Стражы от неожиданности и инстинкта отпустили руки мелкого физика, и тот ловко юркнул вновь в середину зала и опять выкрикнул свою глупость: «Свободу физике!» Поднялся во весь свой представительский рост Архимандрит Гаврилл из Президиума и, указуя на ученишку, громово возвестил:
– Сказано в Писании. Расслабленному, прощаю тебе грехи твои. И встанешь ты, возьмешь постель свою и пойдешь сейчас в дом твой. Или казенный. Сказано: за всякое праздное слово, что скажут люди, дадут они ответ в день суда.
– По отдельной статье, – добавил Иванов-Петров.
Видя такой оборот, пожарный и военком опять взялись подбираться к изучателю пустоты, метясь схватить под локти. Но тот предусмотрительно поднял руки и возвестил отскочившим воякам и другим:
– Сказано в Писании. Будьте мудры, как змеи, и просты, как голуби. И посылаю вас как овец среди волков. Свободу!
«Свободу Триклятову!» – робко кто-то поддержал из зала похожим на дамский голосом. Иерарх покраснел лицом, воздел тоже руки, опустил очи долу, то есть на крикуна-физика:
– Сказано в Писании. Мы играли вам на свирели, а вы не плясали, мы вам пели печальные песни, а вы не рыдали. Не здоровые имеют нужду во враче, а больные. Лучше, если б повесили ему мельничный жернов на шею и потопили во глубине морской. Если глаз твой соблазняет тебя, вырви его и брось от себя!

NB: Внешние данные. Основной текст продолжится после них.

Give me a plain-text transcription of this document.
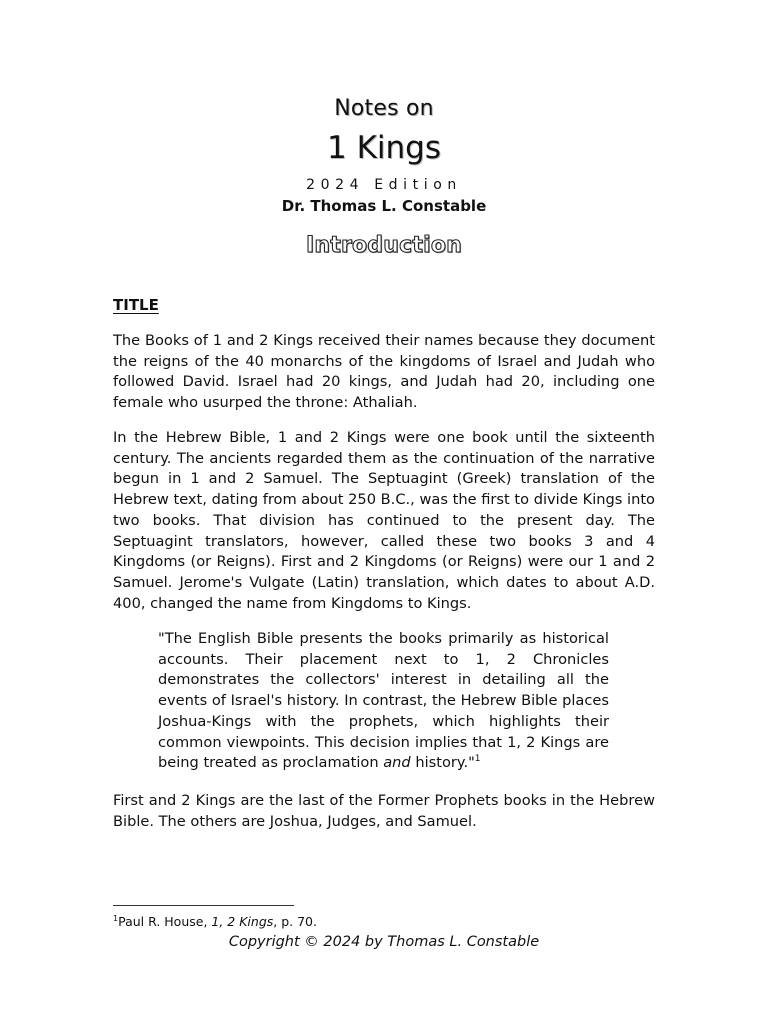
Notes on
1 Kings
2024 Edition
Dr. Thomas L. Constable
Introduction
TITLE

The Books of 1 and 2 Kings received their names because they document the reigns of the 40 monarchs of the kingdoms of Israel and Judah who followed David. Israel had 20 kings, and Judah had 20, including one female who usurped the throne: Athaliah.

In the Hebrew Bible, 1 and 2 Kings were one book until the sixteenth century. The ancients regarded them as the continuation of the narrative begun in 1 and 2 Samuel. The Septuagint (Greek) translation of the Hebrew text, dating from about 250 B.C., was the first to divide Kings into two books. That division has continued to the present day. The Septuagint translators, however, called these two books 3 and 4 Kingdoms (or Reigns). First and 2 Kingdoms (or Reigns) were our 1 and 2 Samuel. Jerome's Vulgate (Latin) translation, which dates to about A.D. 400, changed the name from Kingdoms to Kings.

"The English Bible presents the books primarily as historical accounts. Their placement next to 1, 2 Chronicles demonstrates the collectors' interest in detailing all the events of Israel's history. In contrast, the Hebrew Bible places Joshua-Kings with the prophets, which highlights their common viewpoints. This decision implies that 1, 2 Kings are being treated as proclamation and history."$^1$

First and 2 Kings are the last of the Former Prophets books in the Hebrew Bible. The others are Joshua, Judges, and Samuel.

$^1$Paul R. House, 1, 2 Kings, p. 70.
Copyright © 2024 by Thomas L. Constable
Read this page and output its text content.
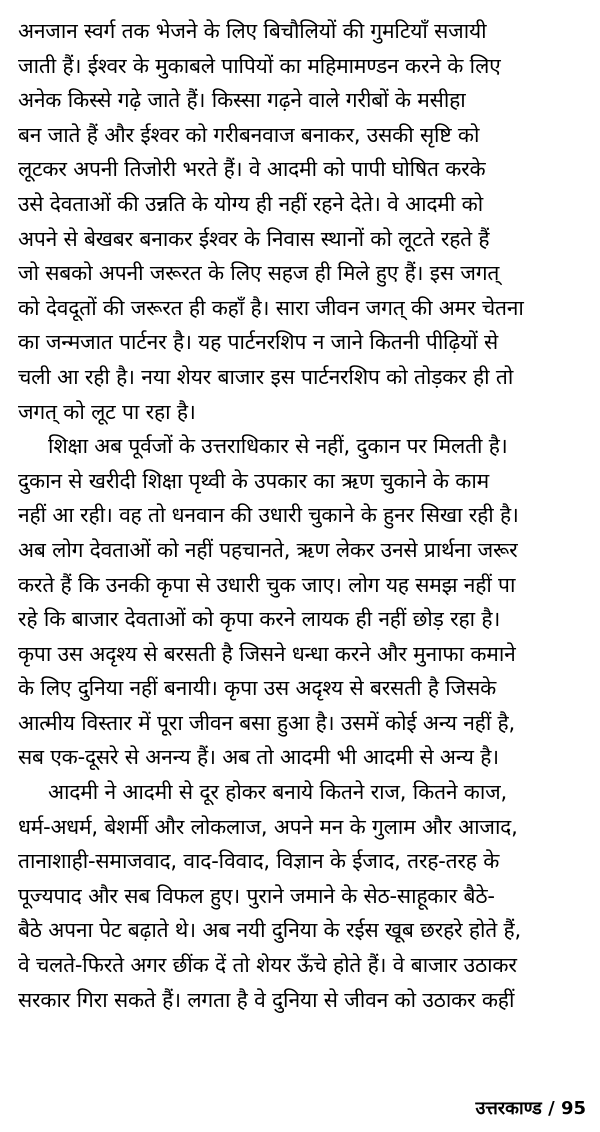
अनजान स्वर्ग तक भेजने के लिए बिचौलियों की गुमटियाँ सजायी
जाती हैं। ईश्वर के मुकाबले पापियों का महिमामण्डन करने के लिए
अनेक किस्से गढ़े जाते हैं। किस्सा गढ़ने वाले गरीबों के मसीहा
बन जाते हैं और ईश्वर को गरीबनवाज बनाकर, उसकी सृष्टि को
लूटकर अपनी तिजोरी भरते हैं। वे आदमी को पापी घोषित करके
उसे देवताओं की उन्नति के योग्य ही नहीं रहने देते। वे आदमी को
अपने से बेखबर बनाकर ईश्वर के निवास स्थानों को लूटते रहते हैं
जो सबको अपनी जरूरत के लिए सहज ही मिले हुए हैं। इस जगत्
को देवदूतों की जरूरत ही कहाँ है। सारा जीवन जगत् की अमर चेतना
का जन्मजात पार्टनर है। यह पार्टनरशिप न जाने कितनी पीढ़ियों से
चली आ रही है। नया शेयर बाजार इस पार्टनरशिप को तोड़कर ही तो
जगत् को लूट पा रहा है।
शिक्षा अब पूर्वजों के उत्तराधिकार से नहीं, दुकान पर मिलती है।
दुकान से खरीदी शिक्षा पृथ्वी के उपकार का ऋण चुकाने के काम
नहीं आ रही। वह तो धनवान की उधारी चुकाने के हुनर सिखा रही है।
अब लोग देवताओं को नहीं पहचानते, ऋण लेकर उनसे प्रार्थना जरूर
करते हैं कि उनकी कृपा से उधारी चुक जाए। लोग यह समझ नहीं पा
रहे कि बाजार देवताओं को कृपा करने लायक ही नहीं छोड़ रहा है।
कृपा उस अदृश्य से बरसती है जिसने धन्धा करने और मुनाफा कमाने
के लिए दुनिया नहीं बनायी। कृपा उस अदृश्य से बरसती है जिसके
आत्मीय विस्तार में पूरा जीवन बसा हुआ है। उसमें कोई अन्य नहीं है,
सब एक-दूसरे से अनन्य हैं। अब तो आदमी भी आदमी से अन्य है।
आदमी ने आदमी से दूर होकर बनाये कितने राज, कितने काज,
धर्म-अधर्म, बेशर्मी और लोकलाज, अपने मन के गुलाम और आजाद,
तानाशाही-समाजवाद, वाद-विवाद, विज्ञान के ईजाद, तरह-तरह के
पूज्यपाद और सब विफल हुए। पुराने जमाने के सेठ-साहूकार बैठे-
बैठे अपना पेट बढ़ाते थे। अब नयी दुनिया के रईस खूब छरहरे होते हैं,
वे चलते-फिरते अगर छींक दें तो शेयर ऊँचे होते हैं। वे बाजार उठाकर
सरकार गिरा सकते हैं। लगता है वे दुनिया से जीवन को उठाकर कहीं
उत्तरकाण्ड / 95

– Дай я вырву! – вскричал депутат, отчаянно и нетерпеливо ожидая окончания пустых разговоров.
Опять нерешительно воинские служки стали подбираться к крикуну, примериваясь к пучащимся его глазам.
– А сказано в Писании, – задорно выкрутился мелкая физическая единица. – Есть скопцы, которые сделали себя скопцами ради Царствия Небесного. Фарисеи, вы слепые вожди слепых. И Отец великий поступит с вами так, если не простит каждый из вас от сердца своему брату согрешения его. Свобода Триклятову!
Впрочем, Гаврилла чрезвычайно увлекла открывшаяся богословская дискуссия:
– Сказано… – жестко заявил он. – Кто возвышает себя над Отцом святым… даже в статьях, не то что в мыслях… тот унижен будет, а кто унижает себя, тот возвысится. Горе вам, книжники, оставили важнейшее в Законе: суд и веру! Ибо сказано: и восстанут лжехристы и лжепророки и дадут великие знамения и чудеса, чтобы прельстить…
– Мы им врежем по чудесам, только высунуться, – протрактовал сказанное Иванов. – И по сусам.
Но маленький научный трактователь пустоты не сдался:
– Сказано в Писании. И опрокинул Иисус скамьи продающих голубей в храме. Свобода голубю Триклятову! Сказано: благословляйте проклинающих вас. Блаженны алчущие и жаждущие правды, ибо они насытятся. Блаженны изгоняемые за правду. Не давайте святыни псам.
– Чего ж это делается? – изумленно спросил Иванов-Петров у Антона Антоновича. – Чистая антисоветская пропаганда. – Тот развел руками.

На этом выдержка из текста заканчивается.